Coming back to compatibility, I invariably get these artifacts with Aerocolor IV and any Orwo stock, rendering it useless for those. I have a whole roll of NC400 I have to rescan because I didn’t know about this and didn’t check until after I’d finished. Normal Kodak and Fuji film negative seem to be fine; I’ve never had a problem with those. Ektachrome E100 generally works, though dust removal seems to be less effective on slide film, and I’ve had one frame (and only the one) come out covered in artifacts. Cinestill, surprisingly, worked fine.
All that being said, for dealing with a bit of handling dust FARE works well enough, and I usually leave it on unless I’m working with stock I know is problematic.
If you’re using Vuescan, that software uses its own infrared cleaning algorithms, so in theory performance should be similar to other scanners. I don’t use Vuescan and I haven’t tested this, however.
Availability and Pricing
While there are plenty of eBay listings for the FS4000 in the $100-200 range, most of these are lacking the film holders, without which the unit is useless. Even mine is missing one of them; I have the negative holder, but not the one for mounted slides. The film holders on their own are rare and expensive, so it’s best to buy a unit with them even if it costs a bit more.
With a bit of luck and a bit of patience, it’s possible to snag one for $200 with film holders. I’ve even seen one come up locally once, though I didn’t grab it at the time. At that price, I think it’s pretty compelling even with these limitations, so long as none of them are personally dealbreakers.

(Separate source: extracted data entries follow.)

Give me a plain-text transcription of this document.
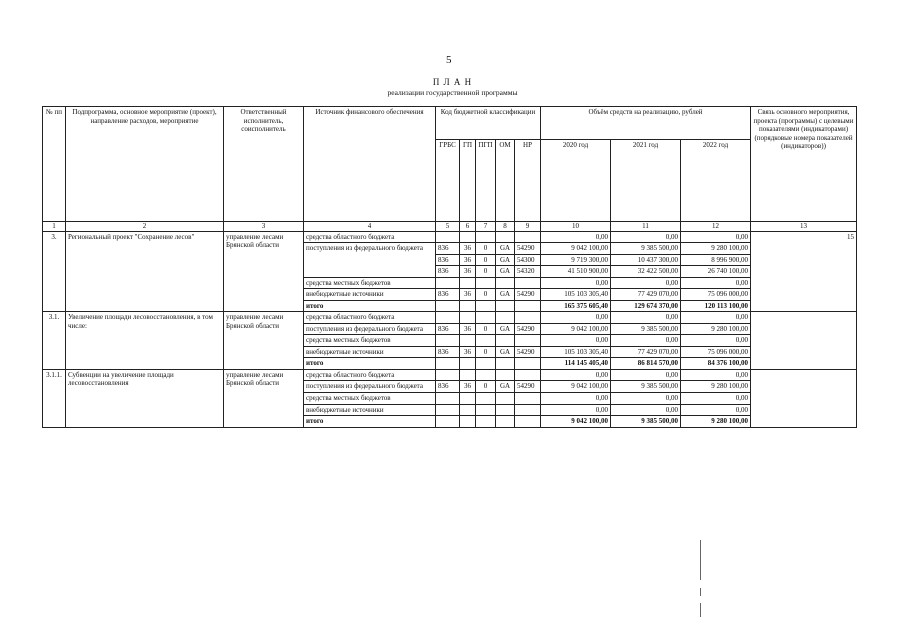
5
П Л А Н
реализации государственной программы
№ пп	Подпрограмма, основное мероприятие (проект), направление расходов, мероприятие	Ответственный исполнитель, соисполнитель	Источник финансового обеспечения	Код бюджетной классификации					Объём средств на реализацию, рублей			Связь основного мероприятия, проекта (программы) с целевыми показателями (индикаторами) (порядковые номера показателей (индикаторов))
				ГРБС	ГП	ПГП	ОМ	НР	2020 год	2021 год	2022 год	
1	2	3	4	5	6	7	8	9	10	11	12	13
3.	Региональный проект "Сохранение лесов"	управление лесами Брянской области	средства областного бюджета						0,00	0,00	0,00	15
			поступления из федерального бюджета	836	36	0	GA	54290	9 042 100,00	9 385 500,00	9 280 100,00	
				836	36	0	GA	54300	9 719 300,00	10 437 300,00	8 996 900,00	
				836	36	0	GA	54320	41 510 900,00	32 422 500,00	26 740 100,00	
			средства местных бюджетов						0,00	0,00	0,00	
			внебюджетные источники	836	36	0	GA	54290	105 103 305,40	77 429 070,00	75 096 000,00	
			итого						165 375 605,40	129 674 370,00	120 113 100,00	
3.1.	Увеличение площади лесовосстановления, в том числе:	управление лесами Брянской области	средства областного бюджета						0,00	0,00	0,00	
			поступления из федерального бюджета	836	36	0	GA	54290	9 042 100,00	9 385 500,00	9 280 100,00	
			средства местных бюджетов						0,00	0,00	0,00	
			внебюджетные источники	836	36	0	GA	54290	105 103 305,40	77 429 070,00	75 096 000,00	
			итого						114 145 405,40	86 814 570,00	84 376 100,00	
3.1.1.	Субвенции на увеличение площади лесовосстановления	управление лесами Брянской области	средства областного бюджета						0,00	0,00	0,00	
			поступления из федерального бюджета	836	36	0	GA	54290	9 042 100,00	9 385 500,00	9 280 100,00	
			средства местных бюджетов						0,00	0,00	0,00	
			внебюджетные источники						0,00	0,00	0,00	
			итого						9 042 100,00	9 385 500,00	9 280 100,00	
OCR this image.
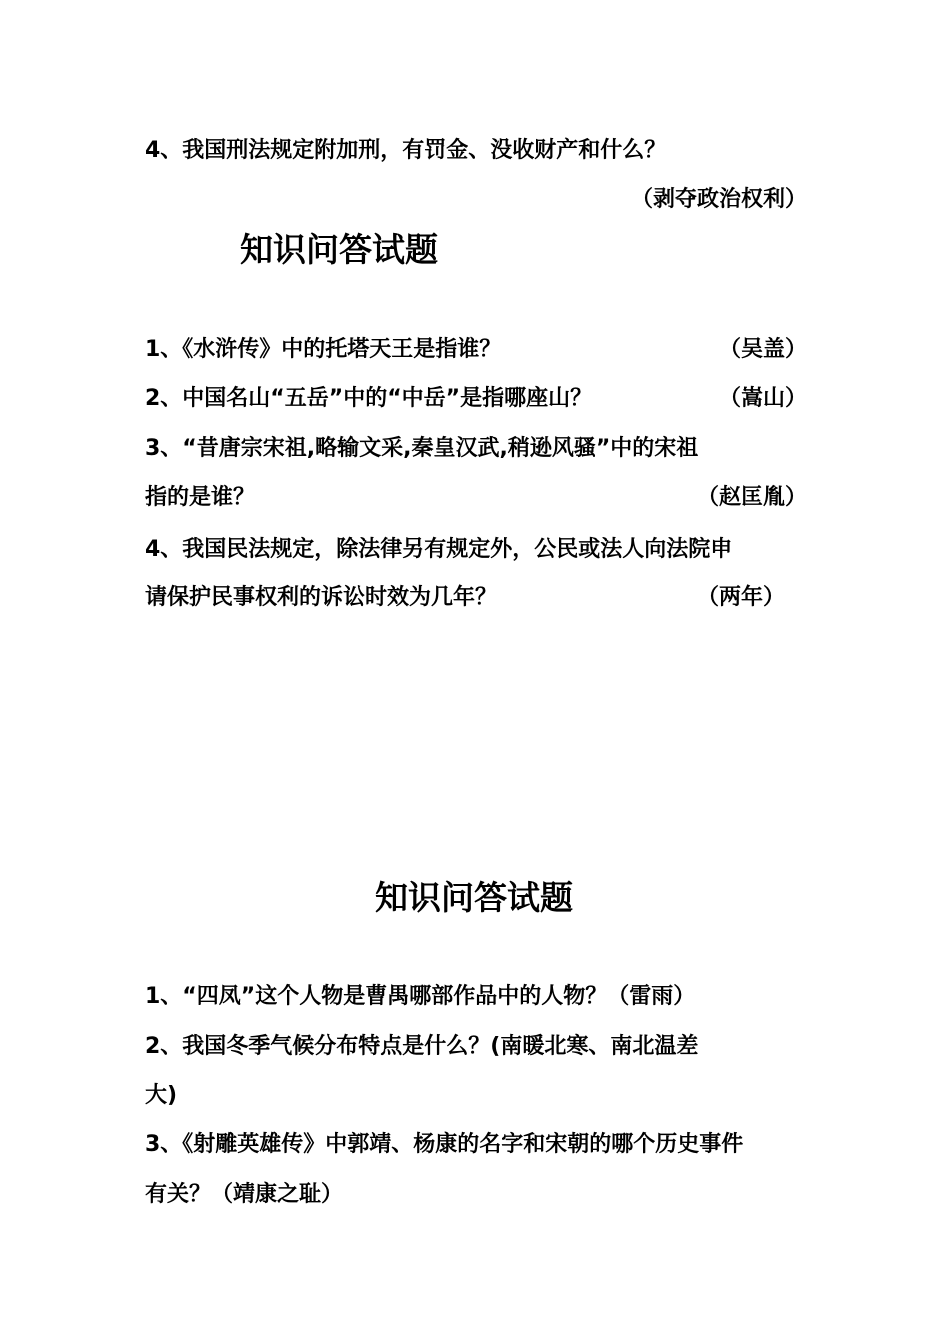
4、我国刑法规定附加刑，有罚金、没收财产和什么？
（剥夺政治权利）
知识问答试题
1、《水浒传》中的托塔天王是指谁？	（吴盖）
2、中国名山“五岳”中的“中岳”是指哪座山？	（嵩山）
3、“昔唐宗宋祖,略输文采,秦皇汉武,稍逊风骚”中的宋祖
指的是谁？	（赵匡胤）
4、我国民法规定，除法律另有规定外，公民或法人向法院申
请保护民事权利的诉讼时效为几年？	（两年）
知识问答试题
1、“四凤”这个人物是曹禺哪部作品中的人物？（雷雨）
2、我国冬季气候分布特点是什么？(南暖北寒、南北温差
大)
3、《射雕英雄传》中郭靖、杨康的名字和宋朝的哪个历史事件
有关？（靖康之耻）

If you’re paying much more than that, though, there are other options that are probably better. The later Nikon Coolscans have more reliable infrared cleaning and better batch capabilities. You’re also in the price range of a modern Plustek, which while dog slow, is going to give you great scans, a warranty, and plug-and-play compatibility with modern computers.
A bit of troubleshooting
If you have weird lines or dust spots in your scans, it’s worth opening the unit and blasting it with canned air before giving up on it entirely. This fixed an issue with a bright line I had and has worked for others as well. There’s probably a better cleaning procedure, but this can be a quick and dirty fix.
If the unit powers on but isn’t recognized by your computer, pop open the little rubber flap on the underside of the scanner. There are switches under there to change the scanner from SCSI to USB mode and set the SCSI ID.
More Canons
Canon made two other, earlier scanners: the FS2710 and the FS2720. These are both 2700dpi scanners with no infrared cleaning and no batch capability. The FS2710 is SCSI while the FS2720 is USB. I briefly had an FS2710, and it produced very good, sharp scans. For most purposes, 2700 dpi is plenty, and in terms of usable resolution it outperformed flatbed scans from a much newer V600 handily. The film holder is extremely flimsy, sometimes isn’t included, and is needed for negative film (though unlike the FS4000, not for slides).
I’d still recommend the FS4000 over these older scanners because of the batch scanning, better film holder, and infrared cleaning, but if you’re on a tight budget, it’s worth looking for one of these. Sometimes they go for as little as $100. Overall, it’s kind of the same story: some disadvantages over the contemporary Nikon Coolscans (the II and III in this case), similar quality scans, but cheaper on the used market. The FS4000 hits a better balance, in my opinion, and I’m very happy with mine.